Cinéma - EO de Jerzy Skolimowski (2022)

Voilà un film que j’avais noté lors du festival de Cannes 2022 comme à voir à sa sortie. Forcément, ça parle d’un Âne, du rapport entre les hommes et les animaux et tout ça avec un aspect très graphique dans la bande annonce. Restait à transformer cette promesse dans la durée de ce long métrage.

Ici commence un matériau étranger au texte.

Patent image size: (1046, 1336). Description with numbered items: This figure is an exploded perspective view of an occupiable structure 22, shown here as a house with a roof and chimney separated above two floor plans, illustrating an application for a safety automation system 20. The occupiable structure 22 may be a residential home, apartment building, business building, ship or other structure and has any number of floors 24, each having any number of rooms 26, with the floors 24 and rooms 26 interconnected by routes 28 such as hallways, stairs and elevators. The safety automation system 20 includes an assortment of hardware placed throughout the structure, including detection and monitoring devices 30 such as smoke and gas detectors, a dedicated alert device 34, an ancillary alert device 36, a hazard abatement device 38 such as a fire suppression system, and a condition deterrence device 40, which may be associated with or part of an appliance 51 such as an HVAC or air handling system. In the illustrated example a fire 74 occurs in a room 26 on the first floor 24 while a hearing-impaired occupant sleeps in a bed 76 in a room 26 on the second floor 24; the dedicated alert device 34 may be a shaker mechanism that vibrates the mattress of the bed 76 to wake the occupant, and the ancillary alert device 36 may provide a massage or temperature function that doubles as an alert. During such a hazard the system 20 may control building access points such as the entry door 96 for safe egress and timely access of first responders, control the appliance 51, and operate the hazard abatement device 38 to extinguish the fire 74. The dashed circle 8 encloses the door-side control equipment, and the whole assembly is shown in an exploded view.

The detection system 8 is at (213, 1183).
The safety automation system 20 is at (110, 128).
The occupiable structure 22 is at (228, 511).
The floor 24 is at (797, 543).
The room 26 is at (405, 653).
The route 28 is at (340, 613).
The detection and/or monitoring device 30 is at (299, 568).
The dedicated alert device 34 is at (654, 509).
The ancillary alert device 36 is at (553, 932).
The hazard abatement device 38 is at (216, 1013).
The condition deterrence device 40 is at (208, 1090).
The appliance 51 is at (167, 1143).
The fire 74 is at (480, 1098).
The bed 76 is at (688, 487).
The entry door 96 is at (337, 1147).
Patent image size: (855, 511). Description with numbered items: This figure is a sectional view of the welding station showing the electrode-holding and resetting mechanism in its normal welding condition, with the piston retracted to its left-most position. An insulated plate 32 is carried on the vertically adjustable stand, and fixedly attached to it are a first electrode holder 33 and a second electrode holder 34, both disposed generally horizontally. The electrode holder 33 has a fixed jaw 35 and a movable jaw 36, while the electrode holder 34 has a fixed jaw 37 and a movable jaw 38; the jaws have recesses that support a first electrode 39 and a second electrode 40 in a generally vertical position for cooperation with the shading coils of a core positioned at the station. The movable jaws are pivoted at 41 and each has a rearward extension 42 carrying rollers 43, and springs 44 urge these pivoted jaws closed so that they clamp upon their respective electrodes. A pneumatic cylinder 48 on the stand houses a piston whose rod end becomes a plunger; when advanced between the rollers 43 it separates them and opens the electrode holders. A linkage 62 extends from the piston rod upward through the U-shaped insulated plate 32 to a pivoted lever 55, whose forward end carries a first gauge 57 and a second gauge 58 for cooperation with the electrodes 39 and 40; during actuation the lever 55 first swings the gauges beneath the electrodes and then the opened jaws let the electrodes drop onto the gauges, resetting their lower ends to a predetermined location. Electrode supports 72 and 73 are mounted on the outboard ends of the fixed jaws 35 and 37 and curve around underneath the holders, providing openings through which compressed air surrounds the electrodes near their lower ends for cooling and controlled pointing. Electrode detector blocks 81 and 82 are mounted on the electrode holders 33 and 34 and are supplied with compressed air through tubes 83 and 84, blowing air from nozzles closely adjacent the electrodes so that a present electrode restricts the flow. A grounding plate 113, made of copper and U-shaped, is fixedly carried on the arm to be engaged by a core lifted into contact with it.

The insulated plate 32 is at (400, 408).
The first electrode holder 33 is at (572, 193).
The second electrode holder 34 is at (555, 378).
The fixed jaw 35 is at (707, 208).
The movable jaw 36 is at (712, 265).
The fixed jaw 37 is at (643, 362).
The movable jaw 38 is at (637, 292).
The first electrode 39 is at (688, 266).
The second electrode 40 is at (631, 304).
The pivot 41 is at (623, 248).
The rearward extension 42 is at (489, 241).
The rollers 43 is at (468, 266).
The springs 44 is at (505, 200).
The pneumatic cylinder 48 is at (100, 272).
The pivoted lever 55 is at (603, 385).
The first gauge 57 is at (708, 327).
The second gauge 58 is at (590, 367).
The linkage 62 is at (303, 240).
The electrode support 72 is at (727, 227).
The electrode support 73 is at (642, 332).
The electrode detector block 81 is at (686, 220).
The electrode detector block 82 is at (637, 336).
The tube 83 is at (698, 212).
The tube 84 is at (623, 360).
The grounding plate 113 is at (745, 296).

Je dois avouer que je suis partagé par ce film. Non par l’histoire : “Le monde est un lieu mystérieux, surtout vu à travers les yeux d’un animal. Sur son chemin, EO, un âne gris aux yeux mélancoliques, rencontre des gens bien et d’autres mauvais, fait l’expérience de la joie et de la peine, et la roue de la fortune transforme tour à tour sa chance en désastre et son désespoir en bonheur inattendu. Mais jamais, à aucun instant, il ne perd son innocence.” (Synopsis lors du festival). Le film se veut une sorte de suite/remake de “Au Hasard Balthazar” de Robert Bresson en 66. En effet, ici, l’Ane EO (prononcer comme Hi-Han) est aussi dans un cirque. Des militants animalistes veulent interdire le cirque et la présence d’animaux, ce qui va jusqu’à la saisie des animaux…et la séparation d’avec sa maîtresse adorée.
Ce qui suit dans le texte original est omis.